Les six petits États de la Nouvelle-Angleterre devaient être les seuls à être exclus,

comme indignes, de la Confédération esclavagiste. C’est que les partisans zélés de

l’émancipation, qui se trouvent principalement dans ces États, s’appuient, eux aussi, sur

un principe, la liberté, et n’ont jamais eu l’idée chimérique d’opérer un compromis avec

les planteurs. Rendus clairvoyants par l’habitude de la pensée, ces hommes, auxquels on

refusait tout sens pratique, sont les seuls parmi les gens du Nord qui n’ont pas été pris au

dépourvu et ne se sont pas trompés sur le résultat final de la séparation. À la nouvelle du

bombardement et de la reddition du fort Sumter, l’émotion fut indicible dans toutes les

villes du Nord, et des comités de défense s’organisèrent spontanément sur tous les points

menacés. Et pendant que la population tout entière était en proie à un délire patriotique,

pendant que deux cent mille volontaires couraient aux armes, la société des

abolitionnistes de Boston se réunissait tranquillement pour tenir sa dernière séance :

« Durant ces trente dernières années, nous avons travaillé, nous avons combattu,

nous avons souffert avec joie. Maintenant, laissons aux événements le soin de continuer

notre œuvre ! Nos prédictions s’accomplissent : nous n’avons plus qu’à voir défiler

devant nous les jours de bataille portant avec eux la liberté ! »

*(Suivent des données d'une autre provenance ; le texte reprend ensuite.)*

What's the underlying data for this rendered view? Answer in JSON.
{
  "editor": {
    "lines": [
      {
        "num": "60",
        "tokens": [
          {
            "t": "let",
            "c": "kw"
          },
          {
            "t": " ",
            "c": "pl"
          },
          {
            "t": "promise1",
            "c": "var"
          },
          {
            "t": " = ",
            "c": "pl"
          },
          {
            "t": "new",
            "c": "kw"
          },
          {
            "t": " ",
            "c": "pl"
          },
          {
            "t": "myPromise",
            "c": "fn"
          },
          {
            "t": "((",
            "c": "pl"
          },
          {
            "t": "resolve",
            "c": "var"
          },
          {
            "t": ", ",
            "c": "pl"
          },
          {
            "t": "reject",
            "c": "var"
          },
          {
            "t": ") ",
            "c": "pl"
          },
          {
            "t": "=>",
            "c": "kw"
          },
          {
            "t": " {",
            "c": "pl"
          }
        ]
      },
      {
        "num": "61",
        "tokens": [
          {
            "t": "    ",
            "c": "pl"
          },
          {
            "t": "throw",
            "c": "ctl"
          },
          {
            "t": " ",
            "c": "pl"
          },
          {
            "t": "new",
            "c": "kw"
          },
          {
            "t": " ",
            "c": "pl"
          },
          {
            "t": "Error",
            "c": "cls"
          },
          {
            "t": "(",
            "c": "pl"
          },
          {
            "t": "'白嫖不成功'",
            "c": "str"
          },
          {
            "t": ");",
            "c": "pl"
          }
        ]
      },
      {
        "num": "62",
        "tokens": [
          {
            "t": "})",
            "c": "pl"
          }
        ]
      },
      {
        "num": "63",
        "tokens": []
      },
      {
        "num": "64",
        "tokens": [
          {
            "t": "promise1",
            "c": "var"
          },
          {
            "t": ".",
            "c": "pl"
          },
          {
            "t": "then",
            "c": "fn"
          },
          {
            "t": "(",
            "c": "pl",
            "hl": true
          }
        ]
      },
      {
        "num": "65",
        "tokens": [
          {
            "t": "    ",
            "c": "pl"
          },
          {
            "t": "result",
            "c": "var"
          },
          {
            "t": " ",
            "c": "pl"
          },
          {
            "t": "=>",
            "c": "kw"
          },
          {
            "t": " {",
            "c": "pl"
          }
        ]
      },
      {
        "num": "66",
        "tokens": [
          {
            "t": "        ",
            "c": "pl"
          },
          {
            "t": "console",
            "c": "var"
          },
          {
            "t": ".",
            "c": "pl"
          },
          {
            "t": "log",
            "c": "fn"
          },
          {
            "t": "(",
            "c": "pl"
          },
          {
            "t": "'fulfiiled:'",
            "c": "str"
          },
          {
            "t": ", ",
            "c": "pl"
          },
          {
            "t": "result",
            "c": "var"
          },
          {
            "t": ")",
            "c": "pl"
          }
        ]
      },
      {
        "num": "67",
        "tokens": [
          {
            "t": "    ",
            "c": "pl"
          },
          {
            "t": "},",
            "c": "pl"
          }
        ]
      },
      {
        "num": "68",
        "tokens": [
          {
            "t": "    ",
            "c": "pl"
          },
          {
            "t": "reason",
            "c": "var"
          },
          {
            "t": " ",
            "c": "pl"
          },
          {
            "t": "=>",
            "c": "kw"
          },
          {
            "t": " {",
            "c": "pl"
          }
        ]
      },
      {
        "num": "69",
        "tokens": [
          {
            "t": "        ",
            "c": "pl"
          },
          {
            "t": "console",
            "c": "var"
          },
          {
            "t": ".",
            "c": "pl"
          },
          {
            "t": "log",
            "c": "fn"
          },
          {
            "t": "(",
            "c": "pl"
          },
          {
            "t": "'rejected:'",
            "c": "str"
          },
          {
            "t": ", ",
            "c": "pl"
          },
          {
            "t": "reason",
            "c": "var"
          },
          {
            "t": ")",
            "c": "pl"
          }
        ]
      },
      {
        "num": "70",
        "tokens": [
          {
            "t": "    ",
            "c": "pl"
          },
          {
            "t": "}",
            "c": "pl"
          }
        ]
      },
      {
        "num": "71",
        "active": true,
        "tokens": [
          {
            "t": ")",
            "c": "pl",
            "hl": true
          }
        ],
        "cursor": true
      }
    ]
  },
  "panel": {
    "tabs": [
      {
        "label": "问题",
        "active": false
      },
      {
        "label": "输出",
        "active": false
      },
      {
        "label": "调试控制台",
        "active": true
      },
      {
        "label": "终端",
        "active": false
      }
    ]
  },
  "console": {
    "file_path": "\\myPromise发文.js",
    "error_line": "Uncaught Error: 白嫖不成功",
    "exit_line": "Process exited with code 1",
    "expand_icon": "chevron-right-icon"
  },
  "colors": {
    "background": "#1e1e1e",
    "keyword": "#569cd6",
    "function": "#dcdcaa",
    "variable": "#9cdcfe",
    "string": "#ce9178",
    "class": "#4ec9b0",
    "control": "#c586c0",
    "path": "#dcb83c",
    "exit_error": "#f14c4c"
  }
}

En effet, le premier jour de la rébellion peut être également considéré par les Nègres

d’Amérique comme le premier de leur Hégire. Les coups de canon tirés par les

esclavagistes Caroliniens contre Fort Sumter ont été le vrai signal de l’émancipation des

esclaves, et ce sont les maîtres eux-mêmes qu’une singulière ironie du destin a chargés

d’être les libérateurs ! Rigide interprète de la légalité, le président Lincoln arrivait au

pouvoir avec un sentiment profond de son immense responsabilité et la ferme intention

de remplir strictement le mandat qu’il avait reçu de ses concitoyens. Ce mandat était de

rétablir purement et simplement la Constitution tout entière, même avec les garanties

qu’elle offre aux propriétaires d’esclaves, il devait ramener dans l’Union les États

rebelles, et leur imposer le respect des lois en les respectant lui-même et en faisait

exécuter celles que le Congrès avait votées contre les fugitifs africains. D’ailleurs, s’il

avait eu la volonté d’agir, non pas en magistrat dument nommé, mais en chef

révolutionnaire, il ne serait probablement jamais entré à la Maison-Blanche. Nommé par

les deux cinquièmes des électeurs, il aurait bientôt vu cette minorité se tourner contre lui

et faire cause commune avec la majorité démocratique, dont les voix s’étaient dispersées

sur d’autres candidats : (Lincoln reçut 180 votes électoraux contre 121 donnés à Douglas,

Bell et Breckinridge, mais les voix se décomposaient ainsi : 1 857 610 pour Lincoln et

2 801 559 pour ses trois concurrents).

Aussi, quelles que fussent ses opinions particulières sur l’esclavage, Lincoln se garda

bien de les manifester. En sa qualité d’homme politique, il avait toujours affirmé que

l’extradition des esclaves fugitifs était un devoir civique. Devenu candidat à la présidence,

il ne cessa de professer la même opinion qui du reste était conforme à celle de presque

tous les membres de son Parti. Enfin, nommé président, il ne négligea aucune occasion

de rassurer les Sudistes et de témoigner en faveur de leurs droits constitutionnels. Dans

son message inaugural, il déclara ne vouloir en aucune manière attenter à l’institution

patriarcale, il accepta la doctrine antique en vertu de laquelle l’esclave qui s’enfuit dérobe

son propre corps et il reconnut le droit absolu du maître de récupérer sa propriété vivante.